Let’s discuss and be open to evolving a set of best practices for fostering an reproducible environment for doing microbial informatics.

Reproducibility

You will undoubtedly run the same analysis multiple times. Either because you find a bug, I make a suggestion, or we get more data. The ability to automate a reproducible workflow saves a considerable amount of time and headache. Futhermore, when we are ready to submit a paper, it should be possible to go into an empty folder, execute a write.paper-type of command, and generate the text, tables, and figures of your paper.

Repositories

Every project needs its own repository on your or our lab’s GitHub account. At a minimum, that repository should include be a brief README.md file that describes what the project is about, an MIT license, a .gitignore file, and a *.Rmd and *.md file. There is no reason to store intermediary files in your repository since these are quite large and can be easily reproduced (assuming you are striving for reproducibility).

Data

All data should be viewed as read only. The original files should be accessible and if the contents need to be altered, then the alterations should occur in a secondary file and there should be a script that details the alterations.

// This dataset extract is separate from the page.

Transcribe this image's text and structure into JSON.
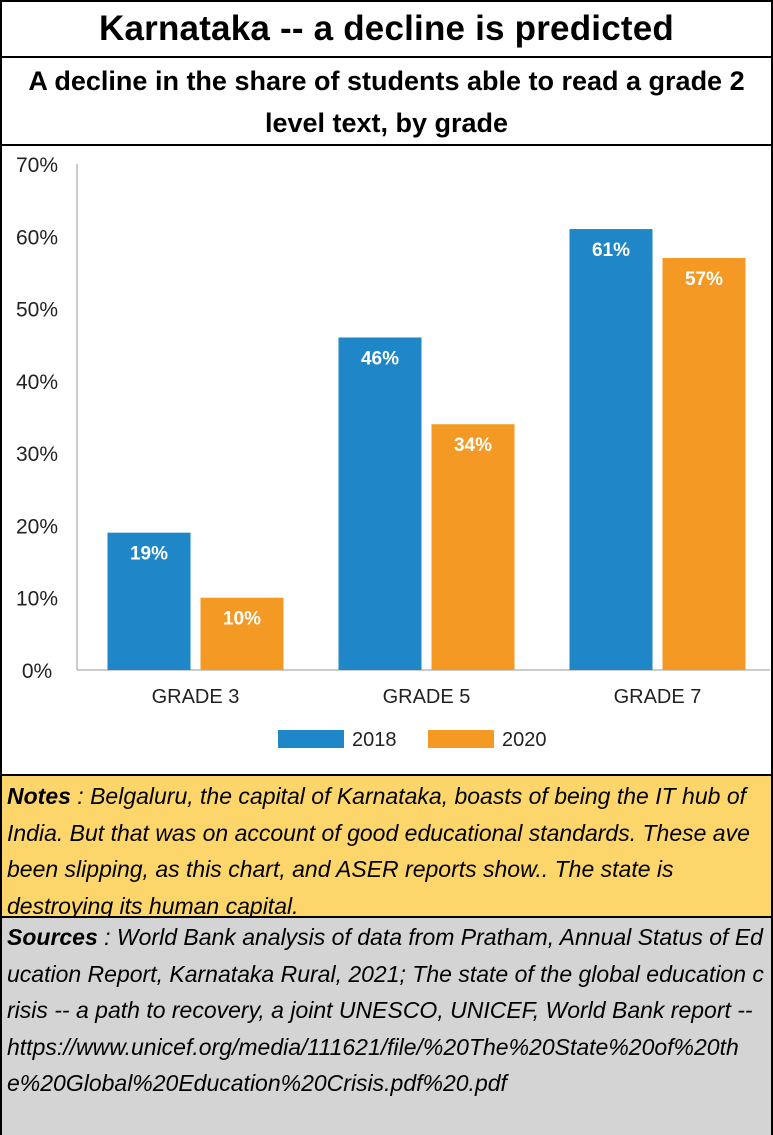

Protected Health Information (PHI)

No PHI should be posted to the internet.

Get organized

You should not have a single folder with thousands of files in it. Large directories bog down your computer and make it difficult to track which files are relevant

Commit frequency

After the initial commit for a file, each commit should only include changing one thing. If you were to tell someone what was done in the commit would you use the word ‘and’? If so, then you need to break apart the commit or strive for cleaner commits.

Push frequency

At least once a day

Commit messages

  1. First line should be an imperative statement that is less than 50 characters long. Capitalize first word and do not put a period at the end.
  2. Second line should be white space
  3. Subsequent lines should be no more than 72 characters long and provide a detailed description of the original problem, what was done to solve it, and any possible limitations.
  4. Include references to issue tracking

Working in style

People have their own idiosyncrasies about how they format their code. Hadley Wickham has developed an R style guide that is based on google’s that is worth considering if you haven’t developed your own bad habits yet. Some critical themes to consider (some plagiarism of Wickham follows):

  • File names, variable names, and function names should all be meaningful and self commenting
  • Avoid variable and function names that are already used by R (e.g. c, T)
  • Place spaces around all operators (=, +, -, <-, etc.) and a space after a comma
  • An opening curly brace should never go on its own line and should always be followed by a new line. A closing curly brace should always go on its own line, unless it’s followed by else. Always indent the code inside curly braces.
  • Strive to limit your code to 80 characters per line. This fits comfortably on a printed page with a reasonably sized font. If you find yourself running out of room, this is a good indication that you should encapsulate some of the work in a separate function.
  • When indenting your code, use two spaces. Never use tabs or mix tabs and spaces.
  • Use <-, not =, for assignment.
  • Function names should be verbs, where possible and the function should be no more than 50 lines
  • Comment your code liberally. Each line of a comment should begin with the comment symbol and a single space. They should explain the why, not the what.

knitr

  • All code chunks need to be named
  • Set echo=T
  • cache=?
  • How much sourcing should we have within each document vs. imbedded functions?

These best practices are an evolving target that may need to be revised with experience. If you have a suggestion, please make a pull request and we can iterate.